There is a very small margin between the two classes. Which does make a certain amount of sense as the headlines have similar features - but is not ideal as it makes the classifier more susceptible to mis-classify.

In [1]:
import spacy

nlp = spacy.load('../models/textcat')
print()

doc = nlp('Oil gains by 2 percent after two Mexico platforms were evacuated')
print(doc) 
print(doc.cats, end="\n\n") 

doc = nlp('Oil falls 3% as Sino-U.S. trade tensions deepen, new tariffs due')
print(doc)
print(doc.cats)


Oil gains by 2 percent after two Mexico platforms were evacuated
{'PRICE_DOWN': 0.12061911821365356, 'PRICE_UP': 0.16919022798538208}

Oil falls 3% as Sino-U.S. trade tensions deepen, new tariffs due
{'PRICE_DOWN': 0.5449771285057068, 'PRICE_UP': 0.5133009552955627}


### 3. Evaluation is based on training set - not best practice.
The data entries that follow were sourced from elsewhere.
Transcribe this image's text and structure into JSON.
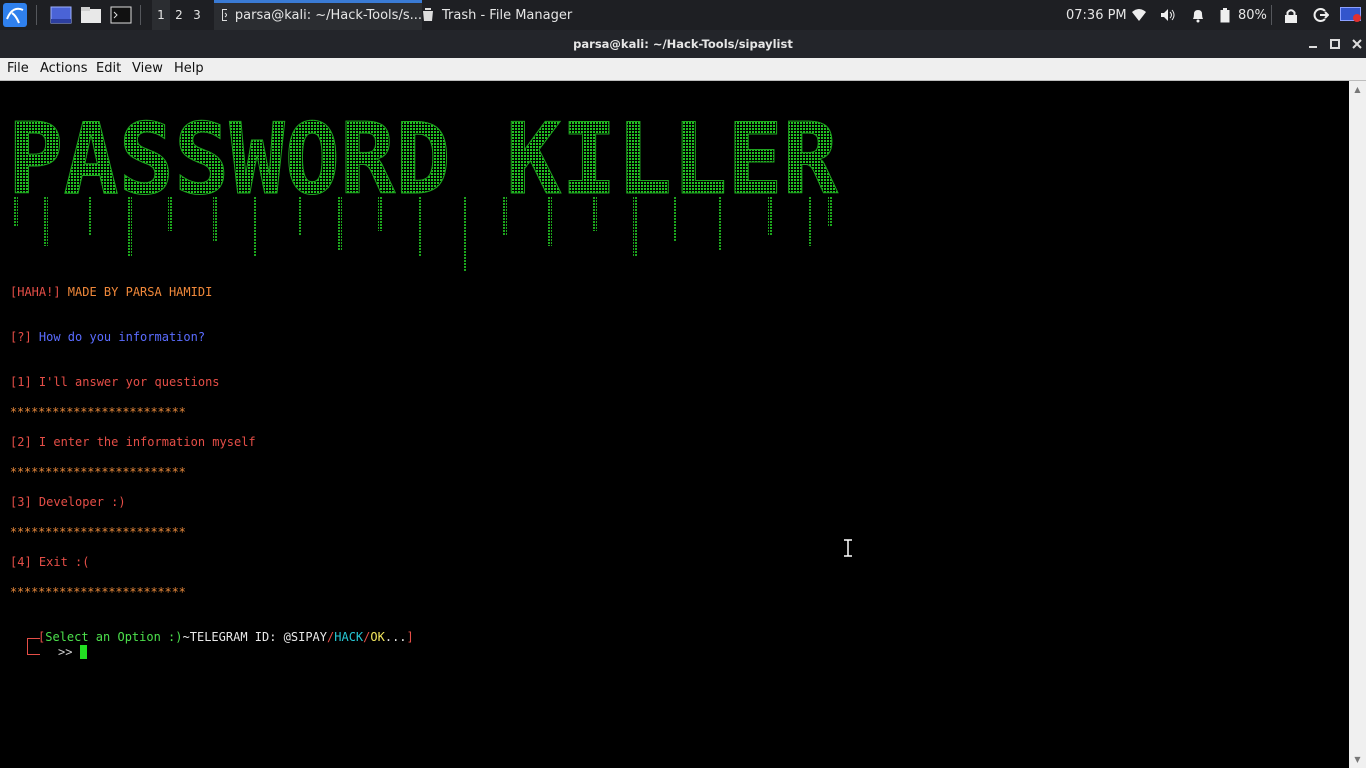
{
  "panel": {
    "workspaces": [
      "1",
      "2",
      "3"
    ],
    "tasks": [
      {
        "label": "parsa@kali: ~/Hack-Tools/s...",
        "icon": "terminal-icon"
      },
      {
        "label": "Trash - File Manager",
        "icon": "trash-icon"
      }
    ],
    "clock": "07:36 PM",
    "battery": "80%"
  },
  "window": {
    "title": "parsa@kali: ~/Hack-Tools/sipaylist"
  },
  "menu": [
    "File",
    "Actions",
    "Edit",
    "View",
    "Help"
  ],
  "terminal": {
    "banner": "PASSWORD KILLER",
    "haha_tag": "[HAHA!]",
    "made_by": " MADE BY PARSA HAMIDI",
    "question_tag": "[?]",
    "question": " How do you information?",
    "option1": "[1] I'll answer yor questions",
    "option2": "[2] I enter the information myself",
    "option3": "[3] Developer :)",
    "option4": "[4] Exit :(",
    "stars": "*************************",
    "prompt": {
      "open": "[",
      "select": "Select an Option :)",
      "tele": "~TELEGRAM ID: @SIPAY",
      "slash1": "/",
      "hack": "HACK",
      "slash2": "/",
      "ok": "OK",
      "dots": "...",
      "close": "]",
      "arrow": "──╼",
      "input": ">>"
    }
  },
  "colors": {
    "banner_green": "#22c222",
    "red": "#e54e47",
    "orange": "#f0883a",
    "blue": "#5a6cff",
    "cyan": "#27c7d4",
    "yellow": "#f3e65d"
  }
}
The same headlines that were used to train the dataset were also used to evaluate it. 

This is not a best practice because the potential to over-fit the model is high. Over-fitting is when the model has learned the specific dataset well, but will not perform well on new headlines it has not seen yet. That is, it learns the data, not the patterns.

## Conclusion

* Semi-supervised learning could provide a viable text classifier, but we would need a bigger dataset to further improve and evaluate the model. A target of ~1000 training articles and ~500 annotations would be a reasonable target that is supported by the Prodigy documentation.

<br/>

* In order to apply this method to our entire dataset of articles, we would need to design a generalization (because every article would not be classified)

> ex. classify 1000 articles and create a composite score for each topic. Then generalize that each article within that topic receives the same classification.

<br/>

* We could use this approach to build a similar classifier for supply increase / decrease.

<br/>

* This approach is only effective at a macro level, as there needs to be a relatively high number of articles about a topic to produce a reliable aggregate classification score.

## Further Improvements
1. We should increase the historical size of the dataset to provide more than 138 articles for training and evaluation.
2. We could expand the list of keywords in the patterns list for each label.
3. We could use NER to extract any mentioned numerics (ex. percentages) to assign a magnitude.
4. We could experiment with a different approach to semi-supervised learning:

> ex. Build a classifier to identify articles that mention price movement (would need to use different pattern keywords) and then process those articles with NER to extract numerics and a pattern matcher to assign price increase or decrease.

5. We could experiment with other approaches to building a classifier (ex. historical performance)